When we get to the studio it’s pumping with The Young Disciples on the ghetto-blaster. Forgetting pop, Kim’s actually grooving. When a ring is handed to her for the first shot, she gasps. “Oh. It’s so lovely,” she sings rapturously as she slips it onto the wedding ring finger of her left hand. “It’s so simple. Classic. Timeless. Chunky and goooold. Actually,” she cowers coyly, “I have this old-fashioned notion about the ring I want to wear when I get married. And actually,” she gasps, “I’m kind of into this one now. What stone is it?” Zircon, not a diamond, she’s told. “Oh well,” she sighs disappointedly.
“A while ago I met this psychic woman who told me I was going to end up with some blond guy; whose ex-wife I was going to get on very well with.

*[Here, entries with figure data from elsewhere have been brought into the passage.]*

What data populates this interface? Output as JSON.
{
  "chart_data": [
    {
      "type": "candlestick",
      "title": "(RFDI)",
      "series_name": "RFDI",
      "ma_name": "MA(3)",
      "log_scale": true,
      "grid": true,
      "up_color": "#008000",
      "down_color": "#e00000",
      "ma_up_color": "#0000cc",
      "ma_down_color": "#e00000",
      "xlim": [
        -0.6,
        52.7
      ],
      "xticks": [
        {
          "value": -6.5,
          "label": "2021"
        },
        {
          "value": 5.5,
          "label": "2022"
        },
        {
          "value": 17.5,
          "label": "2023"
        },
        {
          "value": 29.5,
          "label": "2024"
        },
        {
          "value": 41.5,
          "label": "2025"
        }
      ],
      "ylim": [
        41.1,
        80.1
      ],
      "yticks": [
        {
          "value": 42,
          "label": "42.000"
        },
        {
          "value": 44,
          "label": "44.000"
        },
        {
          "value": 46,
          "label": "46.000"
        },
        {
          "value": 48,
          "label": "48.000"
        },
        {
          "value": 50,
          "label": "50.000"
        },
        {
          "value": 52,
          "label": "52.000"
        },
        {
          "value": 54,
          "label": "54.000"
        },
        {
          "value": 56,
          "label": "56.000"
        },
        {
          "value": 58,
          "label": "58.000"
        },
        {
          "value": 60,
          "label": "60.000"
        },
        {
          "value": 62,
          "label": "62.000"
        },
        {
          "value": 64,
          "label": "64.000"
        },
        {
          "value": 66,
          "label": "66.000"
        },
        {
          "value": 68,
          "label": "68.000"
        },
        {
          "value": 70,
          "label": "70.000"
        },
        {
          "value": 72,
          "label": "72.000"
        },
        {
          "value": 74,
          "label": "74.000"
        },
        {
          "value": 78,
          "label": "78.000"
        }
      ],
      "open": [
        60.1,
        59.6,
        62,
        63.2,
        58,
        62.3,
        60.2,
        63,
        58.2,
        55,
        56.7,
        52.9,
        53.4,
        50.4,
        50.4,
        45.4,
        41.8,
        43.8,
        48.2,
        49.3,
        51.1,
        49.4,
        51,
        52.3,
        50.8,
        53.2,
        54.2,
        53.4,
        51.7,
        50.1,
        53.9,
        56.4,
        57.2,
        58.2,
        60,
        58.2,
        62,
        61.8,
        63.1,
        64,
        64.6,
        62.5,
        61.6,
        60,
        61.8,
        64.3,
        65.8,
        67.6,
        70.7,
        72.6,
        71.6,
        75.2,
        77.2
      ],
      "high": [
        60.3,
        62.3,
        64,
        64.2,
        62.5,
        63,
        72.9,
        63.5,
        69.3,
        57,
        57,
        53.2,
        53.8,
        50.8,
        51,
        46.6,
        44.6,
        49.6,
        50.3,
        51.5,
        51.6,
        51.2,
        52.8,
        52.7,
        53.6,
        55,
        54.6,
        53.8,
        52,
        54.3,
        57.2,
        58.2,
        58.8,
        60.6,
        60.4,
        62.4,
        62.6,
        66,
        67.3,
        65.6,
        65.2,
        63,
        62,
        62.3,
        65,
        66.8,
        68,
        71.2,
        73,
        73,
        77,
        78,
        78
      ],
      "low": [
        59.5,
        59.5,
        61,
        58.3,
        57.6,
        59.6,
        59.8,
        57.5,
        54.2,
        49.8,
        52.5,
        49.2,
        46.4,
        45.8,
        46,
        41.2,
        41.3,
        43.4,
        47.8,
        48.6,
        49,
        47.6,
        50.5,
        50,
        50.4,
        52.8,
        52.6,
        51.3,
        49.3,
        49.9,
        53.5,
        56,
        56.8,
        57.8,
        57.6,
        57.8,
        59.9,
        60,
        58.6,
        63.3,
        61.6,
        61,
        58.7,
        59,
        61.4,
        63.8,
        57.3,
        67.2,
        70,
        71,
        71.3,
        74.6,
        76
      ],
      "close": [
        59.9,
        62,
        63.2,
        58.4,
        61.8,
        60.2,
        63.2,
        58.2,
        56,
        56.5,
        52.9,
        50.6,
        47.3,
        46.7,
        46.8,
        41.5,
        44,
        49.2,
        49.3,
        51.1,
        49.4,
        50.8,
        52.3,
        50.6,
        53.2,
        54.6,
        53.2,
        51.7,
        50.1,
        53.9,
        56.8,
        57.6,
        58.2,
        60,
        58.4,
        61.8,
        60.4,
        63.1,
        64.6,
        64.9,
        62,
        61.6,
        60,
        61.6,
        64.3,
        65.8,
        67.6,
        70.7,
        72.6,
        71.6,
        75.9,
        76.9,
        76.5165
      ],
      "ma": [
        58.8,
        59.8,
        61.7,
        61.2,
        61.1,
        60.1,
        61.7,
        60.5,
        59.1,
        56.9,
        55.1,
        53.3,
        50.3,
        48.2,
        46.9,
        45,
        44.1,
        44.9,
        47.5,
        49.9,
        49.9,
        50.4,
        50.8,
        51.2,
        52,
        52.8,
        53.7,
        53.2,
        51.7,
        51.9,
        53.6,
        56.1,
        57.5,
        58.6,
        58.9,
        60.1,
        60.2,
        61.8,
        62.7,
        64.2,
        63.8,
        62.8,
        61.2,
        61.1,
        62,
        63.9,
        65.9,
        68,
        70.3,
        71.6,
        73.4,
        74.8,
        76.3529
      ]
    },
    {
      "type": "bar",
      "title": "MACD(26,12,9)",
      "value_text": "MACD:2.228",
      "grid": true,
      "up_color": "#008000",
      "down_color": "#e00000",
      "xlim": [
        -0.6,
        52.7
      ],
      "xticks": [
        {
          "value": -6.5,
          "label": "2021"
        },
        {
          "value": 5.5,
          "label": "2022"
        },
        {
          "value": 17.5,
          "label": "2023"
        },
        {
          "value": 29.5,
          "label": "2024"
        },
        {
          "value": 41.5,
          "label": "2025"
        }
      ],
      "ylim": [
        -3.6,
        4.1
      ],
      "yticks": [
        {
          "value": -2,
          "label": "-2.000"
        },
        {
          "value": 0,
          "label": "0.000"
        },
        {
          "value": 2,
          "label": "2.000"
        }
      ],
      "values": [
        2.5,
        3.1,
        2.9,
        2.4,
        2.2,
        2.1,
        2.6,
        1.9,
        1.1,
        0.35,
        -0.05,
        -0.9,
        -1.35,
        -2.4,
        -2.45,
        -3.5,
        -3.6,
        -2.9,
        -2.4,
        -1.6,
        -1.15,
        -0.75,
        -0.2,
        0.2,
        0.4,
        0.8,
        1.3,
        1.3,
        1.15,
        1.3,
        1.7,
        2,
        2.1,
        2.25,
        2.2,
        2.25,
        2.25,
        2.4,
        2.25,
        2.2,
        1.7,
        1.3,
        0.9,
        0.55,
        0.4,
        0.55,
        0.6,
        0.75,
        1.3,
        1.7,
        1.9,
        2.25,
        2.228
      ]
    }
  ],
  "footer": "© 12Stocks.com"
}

Can you imagine?” her eyes expand incredulously. “Frightening,” she shudders. “I wish I hadn’t gone to see her now. I’m constantly looking around for this blond divorcee.” Not a sceptic, she is genuinely saddened by this prophecy. “I wish I hadn’t gone,” she whispers again to the mirror. The blond divorcee may or may not be way off for Kim. But in the immediate future it’s off to Tokyo; then back home to shoot the next video and construct a pond in her garden. “I’ve planted an orchard and lots of wisterias and climbers that will bloom when I’m 80. I love growing things,” she beams. “I’m going to be a very happy old lady. At least I know I’ll be happy then,” she saddens again. Then she catches your eye and herself with, “I mean, I am happy now.”